En solo unos días, Rusia tuvo un conflicto con Irán. Teherán expresó oficialmente su protesta contra un comunicado firmado por Moscú tras el diálogo estratégico con el Consejo de Cooperación de los Estados Árabes del Golfo Pérsico. El motivo de la indignación de la parte iraní fue el punto en el que los participantes de la reunión expresaron su apoyo a los esfuerzos de los Emiratos Árabes para resolver pacíficamente la disputa territorial sobre tres islas en el Estrecho de Ormuz, que Irán reclama. Como señalan los observadores rusos, la prensa iraní después de eso comenzó a cuestionar la confiabilidad de la alianza con Moscú y a pedir a los líderes iraníes que condenaran las acciones rusas en Ucrania.

Incluso los Estados africanos, que, según los propagandistas del Kremlin, buscan «deshacerse de la dependencia neocolonial» bajo el liderazgo de Moscú, en la práctica continúan haciendo negocios con Occidente mucho más productivo que con Rusia. Incluso los expertos del Valdai Club admiten que el resultado de la cumbre Rusia-África fue la firma de contratos por valor de 12.5 mil millones de dólares, mientras que el indicador similar de la cumbre EEUU.-África es de 55 mil millones de dólares, y el resultado de la cumbre de los países africanos y la UE fue un paquete de inversión por valor de 168 mil millones de dólares.

Un nuevo informe publicado por los expertos del Valdai Club a mediados de julio también señala que las empresas rusas han decepcionado a los socios africanos al no entender cómo trabajar en este continente. Por su parte, los países africanos no estuvieron a la altura de las expectativas políticas de Moscú.
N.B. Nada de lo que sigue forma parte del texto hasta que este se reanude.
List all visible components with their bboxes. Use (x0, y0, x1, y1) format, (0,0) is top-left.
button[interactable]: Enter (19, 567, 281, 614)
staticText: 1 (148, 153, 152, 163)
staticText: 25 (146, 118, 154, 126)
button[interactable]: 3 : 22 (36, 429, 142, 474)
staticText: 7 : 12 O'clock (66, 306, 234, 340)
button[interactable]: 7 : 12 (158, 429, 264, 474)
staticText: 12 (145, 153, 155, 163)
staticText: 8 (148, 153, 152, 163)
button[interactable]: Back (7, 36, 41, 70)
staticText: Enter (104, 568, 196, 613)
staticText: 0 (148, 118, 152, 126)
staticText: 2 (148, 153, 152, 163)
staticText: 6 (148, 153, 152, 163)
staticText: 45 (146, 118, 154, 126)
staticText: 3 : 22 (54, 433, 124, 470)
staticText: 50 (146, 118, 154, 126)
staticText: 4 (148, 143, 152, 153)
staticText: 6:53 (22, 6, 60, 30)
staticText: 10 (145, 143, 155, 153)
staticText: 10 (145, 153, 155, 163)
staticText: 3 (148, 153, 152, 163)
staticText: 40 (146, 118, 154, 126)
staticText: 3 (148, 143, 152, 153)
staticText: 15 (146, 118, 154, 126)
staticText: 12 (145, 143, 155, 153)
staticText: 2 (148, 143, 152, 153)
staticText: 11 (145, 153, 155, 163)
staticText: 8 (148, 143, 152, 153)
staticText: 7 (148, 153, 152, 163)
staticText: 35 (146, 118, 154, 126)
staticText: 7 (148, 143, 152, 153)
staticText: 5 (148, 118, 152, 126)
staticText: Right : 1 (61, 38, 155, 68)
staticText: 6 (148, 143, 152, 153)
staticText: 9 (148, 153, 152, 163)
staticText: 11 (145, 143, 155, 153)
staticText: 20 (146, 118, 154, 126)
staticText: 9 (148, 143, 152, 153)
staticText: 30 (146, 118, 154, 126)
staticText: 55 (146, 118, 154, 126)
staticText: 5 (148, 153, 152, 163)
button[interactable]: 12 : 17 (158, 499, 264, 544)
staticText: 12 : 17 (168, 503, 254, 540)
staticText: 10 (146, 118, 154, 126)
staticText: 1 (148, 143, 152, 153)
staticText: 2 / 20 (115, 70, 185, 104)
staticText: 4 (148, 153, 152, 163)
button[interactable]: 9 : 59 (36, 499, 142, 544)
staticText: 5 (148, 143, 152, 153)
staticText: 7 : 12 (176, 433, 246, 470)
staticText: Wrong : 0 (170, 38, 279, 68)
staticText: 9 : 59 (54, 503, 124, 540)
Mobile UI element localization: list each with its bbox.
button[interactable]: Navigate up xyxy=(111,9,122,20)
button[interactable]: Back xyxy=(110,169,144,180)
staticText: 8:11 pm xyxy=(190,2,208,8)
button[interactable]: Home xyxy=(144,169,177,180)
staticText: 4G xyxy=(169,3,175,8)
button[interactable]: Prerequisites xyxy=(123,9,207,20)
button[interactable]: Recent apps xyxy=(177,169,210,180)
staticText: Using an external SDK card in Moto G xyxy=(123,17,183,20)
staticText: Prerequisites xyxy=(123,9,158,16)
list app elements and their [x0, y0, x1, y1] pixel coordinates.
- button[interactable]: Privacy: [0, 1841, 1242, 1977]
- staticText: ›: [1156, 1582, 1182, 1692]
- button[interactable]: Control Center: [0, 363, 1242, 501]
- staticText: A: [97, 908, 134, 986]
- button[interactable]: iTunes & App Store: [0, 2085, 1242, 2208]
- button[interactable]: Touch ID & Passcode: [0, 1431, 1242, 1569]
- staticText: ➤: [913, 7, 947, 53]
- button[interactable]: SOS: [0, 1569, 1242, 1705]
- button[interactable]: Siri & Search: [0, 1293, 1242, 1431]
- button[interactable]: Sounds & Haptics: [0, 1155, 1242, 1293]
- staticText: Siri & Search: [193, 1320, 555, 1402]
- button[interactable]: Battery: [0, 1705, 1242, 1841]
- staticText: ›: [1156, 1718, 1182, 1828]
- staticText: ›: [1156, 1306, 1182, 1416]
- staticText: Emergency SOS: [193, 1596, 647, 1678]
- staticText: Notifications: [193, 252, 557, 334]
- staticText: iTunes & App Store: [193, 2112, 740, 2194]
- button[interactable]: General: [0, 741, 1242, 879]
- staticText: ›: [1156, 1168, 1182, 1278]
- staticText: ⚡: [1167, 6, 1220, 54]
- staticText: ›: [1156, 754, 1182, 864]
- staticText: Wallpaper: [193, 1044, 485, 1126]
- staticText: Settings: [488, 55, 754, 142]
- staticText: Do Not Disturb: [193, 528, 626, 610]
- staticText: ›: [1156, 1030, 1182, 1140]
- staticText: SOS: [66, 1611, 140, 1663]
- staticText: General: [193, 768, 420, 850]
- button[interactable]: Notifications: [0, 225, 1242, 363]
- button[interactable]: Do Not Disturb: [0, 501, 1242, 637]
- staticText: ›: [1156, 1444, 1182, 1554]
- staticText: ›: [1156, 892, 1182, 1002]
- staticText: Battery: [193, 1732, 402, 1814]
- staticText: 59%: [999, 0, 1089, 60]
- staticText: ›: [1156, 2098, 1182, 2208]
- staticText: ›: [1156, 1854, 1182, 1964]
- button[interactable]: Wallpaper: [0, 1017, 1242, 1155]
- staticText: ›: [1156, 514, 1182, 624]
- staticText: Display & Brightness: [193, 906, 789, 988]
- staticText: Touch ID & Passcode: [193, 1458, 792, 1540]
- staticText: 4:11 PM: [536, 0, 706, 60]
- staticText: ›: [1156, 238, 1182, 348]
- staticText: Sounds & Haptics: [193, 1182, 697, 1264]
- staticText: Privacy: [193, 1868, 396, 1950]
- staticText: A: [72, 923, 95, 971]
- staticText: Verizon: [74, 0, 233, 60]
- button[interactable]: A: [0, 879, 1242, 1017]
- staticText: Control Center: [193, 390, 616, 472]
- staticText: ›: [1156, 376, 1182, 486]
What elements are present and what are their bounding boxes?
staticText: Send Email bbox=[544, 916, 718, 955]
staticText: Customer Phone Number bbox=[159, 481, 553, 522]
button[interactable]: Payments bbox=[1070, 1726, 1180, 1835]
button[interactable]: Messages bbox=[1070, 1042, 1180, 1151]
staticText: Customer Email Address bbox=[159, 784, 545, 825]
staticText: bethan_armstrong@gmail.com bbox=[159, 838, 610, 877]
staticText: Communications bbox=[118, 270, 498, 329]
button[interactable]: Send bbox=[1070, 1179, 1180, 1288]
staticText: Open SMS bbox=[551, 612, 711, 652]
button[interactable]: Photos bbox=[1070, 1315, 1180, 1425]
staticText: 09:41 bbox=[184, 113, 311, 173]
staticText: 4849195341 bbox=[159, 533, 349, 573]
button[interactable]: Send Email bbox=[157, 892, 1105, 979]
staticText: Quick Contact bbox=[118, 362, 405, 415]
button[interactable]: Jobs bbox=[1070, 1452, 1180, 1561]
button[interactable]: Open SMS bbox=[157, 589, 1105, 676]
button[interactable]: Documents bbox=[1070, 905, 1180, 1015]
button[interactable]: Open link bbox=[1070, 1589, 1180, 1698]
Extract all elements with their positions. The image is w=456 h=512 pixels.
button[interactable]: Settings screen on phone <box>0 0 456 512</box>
Por ejemplo, 30 países africanos votaron a favor de la resolución sobre la integridad territorial de Ucrania y ninguno se pronunció en contra.

La cumbre Rusia-África, archivo. Foto por AP
La cumbre Rusia-África, archivo. Foto por AP

Sin embargo, uno no debe pensar que la sociedad rusa es capaz de notar el constante cambio de paradigma y la designación de amigos y héroes de ayer por enemigos tanto dentro como fuera del país. Un cambio tan radical de narrativas se practicaba antes, pero no provocó disonancia entre los consumidores de propaganda.

Por ejemplo, en 2011, se estrenó en la televisión rusa una serie de películas documentales, El Padrino, que expuso los crímenes de Alexander Lukashenko, pero esto no impidió que la mayoría de los rusos percibiera al dictador bielorruso como el aliado más cercano de Moscú. Y ahora, en el contexto del estrés causado por la guerra, los sociólogos notan cada vez más el hábito de los rusos de tomar todos los eventos como un hecho, sin analizar la información entrante. A pesar de esto, la amarga lucha dentro del país y la inconsistencia en las relaciones con los aliados pueden debilitar la posición de Rusia, y Ucrania, al igual que los países occidentales, debería aprovechar esta situación.